FRANCE'S STATE-owned railway may have met its Waterloo. SNCF and the Belgian state operator SNCB are surrendering key functions in the running of Eurostar, the international passenger rail service, to a new company based at the London train station named after Wellington's famous military victory.

Eurostar Group will be run by a board of directors from the three operating railways, and headed by Hamish Taylor, the managing director of Eurostar (UK), who will become its chief executive.

The group said the catalyst for the move had been the award of the management contract for Eurostar (UK), the private sector British operating arm, to Inter-Capital and Regional Rail (ICRR), a consortium of SNCF, SNCB, British Airways and National Express.

Last week Eurostar said it had increased revenues by 29 per cent in 1998 following a cost-cutting programme and better marketing.

Mr Taylor said: "If we wish to continue this excellent progress we must remove the internal barriers that operating as three separate companies inevitably create."

Eurostar Group said the new structure would allow greater efficiencies, faster decision making and would eliminate duplication - or even triplication - of activities and costs.

Under the new system, a number of key functions - commercial, budgets, co-ordination, corporate communications, legal services and IT systems - will be run from Waterloo on behalf of the three railways.
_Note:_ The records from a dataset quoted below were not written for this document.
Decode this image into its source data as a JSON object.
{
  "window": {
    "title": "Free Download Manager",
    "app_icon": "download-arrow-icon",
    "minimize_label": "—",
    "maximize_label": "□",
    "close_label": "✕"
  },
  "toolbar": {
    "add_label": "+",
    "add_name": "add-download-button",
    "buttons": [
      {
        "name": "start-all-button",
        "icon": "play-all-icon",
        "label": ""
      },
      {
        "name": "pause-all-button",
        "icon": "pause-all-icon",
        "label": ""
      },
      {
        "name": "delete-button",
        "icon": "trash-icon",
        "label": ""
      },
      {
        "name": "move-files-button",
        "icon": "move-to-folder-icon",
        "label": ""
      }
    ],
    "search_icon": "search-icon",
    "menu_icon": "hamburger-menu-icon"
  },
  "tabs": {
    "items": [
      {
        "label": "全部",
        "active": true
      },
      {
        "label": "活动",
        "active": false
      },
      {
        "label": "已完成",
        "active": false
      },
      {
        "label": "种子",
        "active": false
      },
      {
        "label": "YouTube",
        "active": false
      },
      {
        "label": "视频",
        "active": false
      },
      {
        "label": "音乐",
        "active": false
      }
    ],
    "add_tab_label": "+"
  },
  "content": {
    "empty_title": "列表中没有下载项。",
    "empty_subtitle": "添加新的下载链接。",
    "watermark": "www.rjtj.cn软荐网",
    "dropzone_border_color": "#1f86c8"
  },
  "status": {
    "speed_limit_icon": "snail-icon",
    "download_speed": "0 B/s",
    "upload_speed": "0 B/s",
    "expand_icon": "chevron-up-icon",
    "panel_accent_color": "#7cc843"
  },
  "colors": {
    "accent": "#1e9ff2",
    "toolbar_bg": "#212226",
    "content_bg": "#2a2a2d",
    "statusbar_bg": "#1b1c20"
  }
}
But production, ancillary revenue, sales and personnel will remain the domains of each company.

David Azema, the chairman of Eurostar Group, said: "It will not be dominated by any of the three countries involved but presents an opportunity to enhance this cosmopolitan experience and create a unique public/private sector, pan-European business model."

Eurostar (UK) last week announced it had cut its annual losses from pounds 135m to pounds 90m and forecast it would break even on target in 2005, five years before the ICRR franchise expires.